LE SENAT SUPPRIME L’ECOTAXE ET PRECONISE UN DISPOSITIF ALTERNATIF

Au cours de sa séance du 18 décembre 2000 consacrée à l’examen du projet de loi de finances rectificative pour 2000, le Sénat a rejeté la création d’une " écotaxe ", taxation des consommations d’énergie des entreprises destinée à financer les 35 heures.

Par la voix de Philippe Marini (RPR-Oise), rapporteur général de sa commission des finances présidée par Alain Lambert (UC-Orne), le Sénat a fait valoir une série d’arguments forts.

1- La Commission des finances estime que cette taxe est potentiellement désastreuse au plan économique :

- elle engendrera des décisions de délocalisation ou de non-implantation en France en raison de son poids trop lourd pour des entreprises évoluant dans un contexte fortement concurrentiel ;

les coûts de gestion induits pour les entreprises seront très importants (déclarations, comptabilités, expertises à financer, etc.) et les coûts de gestion pour l’administration seront encore plus élevés (gestion et contrôle des déclarations, gestion des plafonnements, un millier d’engagements à contracter avec les redevables en 2001) ;

- l’écotaxe va servir à financer les 35 heures.

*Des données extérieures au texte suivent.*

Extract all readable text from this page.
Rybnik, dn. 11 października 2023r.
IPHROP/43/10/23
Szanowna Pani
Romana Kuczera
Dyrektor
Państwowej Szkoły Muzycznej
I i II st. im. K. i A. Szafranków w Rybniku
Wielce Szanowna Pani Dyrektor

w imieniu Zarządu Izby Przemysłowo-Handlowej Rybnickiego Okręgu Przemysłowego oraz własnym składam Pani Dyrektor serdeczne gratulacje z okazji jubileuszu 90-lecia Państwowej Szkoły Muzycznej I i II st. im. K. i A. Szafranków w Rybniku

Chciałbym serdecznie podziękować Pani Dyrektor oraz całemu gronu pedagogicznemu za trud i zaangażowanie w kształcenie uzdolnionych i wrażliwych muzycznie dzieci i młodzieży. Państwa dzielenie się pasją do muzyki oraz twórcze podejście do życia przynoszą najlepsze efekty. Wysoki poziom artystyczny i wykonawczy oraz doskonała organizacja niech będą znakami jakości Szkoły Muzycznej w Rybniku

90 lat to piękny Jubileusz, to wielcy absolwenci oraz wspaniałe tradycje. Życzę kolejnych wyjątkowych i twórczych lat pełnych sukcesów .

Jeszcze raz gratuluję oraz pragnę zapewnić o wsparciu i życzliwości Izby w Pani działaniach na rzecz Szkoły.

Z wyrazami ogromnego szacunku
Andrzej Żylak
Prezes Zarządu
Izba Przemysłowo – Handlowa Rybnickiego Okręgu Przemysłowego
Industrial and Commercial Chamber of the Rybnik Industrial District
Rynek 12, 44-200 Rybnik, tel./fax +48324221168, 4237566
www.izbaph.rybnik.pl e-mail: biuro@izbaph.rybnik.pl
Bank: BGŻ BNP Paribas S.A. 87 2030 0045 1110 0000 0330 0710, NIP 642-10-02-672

2- Elle estime que cette taxe est incertaine au plan écologique :

les deux tiers des émissions de dioxyde de carbone seront exonérés ;

- dans certains cas de figure, les redevables pourront avoir intérêt à gaspiller de l’énergie pour pouvoir réduire leur charge fiscale ;

- si une unité de production se localise dans un autre pays, plus laxiste que la France au plan environnemental, car la charge de la taxe est trop lourde en France, le bilan mondial de l’effet de serre se trouvera dégradé ;

- d’autres absurdités environnementales demeurent dans le texte : un seul des six gaz à effet de serre est pris en compte ; l’électricité est taxée comme le gaz naturel alors qu’elle n’émet pas, à 95 %, de gaz à effet de serre : le dispositif n’incite donc pas à se reporter sur des énergies moins polluantes.

3- Elle estime que cette taxe est fragile au plan juridique :

au plan constitutionnel, plusieurs arguments peuvent être invoqués (le principal d’entre eux a trait à la rupture de l’égalité devant l’impôt) ;

au plan communautaire, la taxe contrevient vraisemblablement à la réglementation sur les aides d’Etat ainsi qu’à une directive de 1992.

4- Elle juge la méthode employée par le gouvernement peu acceptable :

- cet article est d’une complexité extrême ;

- or il a été intégré, suite à des arbitrages tardifs et hâtifs, dans un collectif budgétaire qui est traditionnellement examiné rapidement par les assemblées : il aurait fallu un débat démocratique plus large permettant de prendre une décision qui replace la question de la taxation de l’énergie dans une vision globale de la politique énergétique de la France.

M. Philippe Marini a esquissé en séance, les grandes lignes d’un dispositif alternatif. Celui-ci devrait être un mécanisme simple d’application, efficace au plan environnemental et qui prendrait en compte les contraintes des entreprises face à la concurrence internationale. Il pourrait s’agir d’un dispositif comportant les deux volets suivants, complémentaires mais non liés :

- une accise à faible taux assise sur toutes les consommations courantes d’énergie ;

- des engagements de l’industrie à limiter ses consommations d’énergie et ses émissions de gaz à effet de serre, éventuellement sanctionnés par des amendes.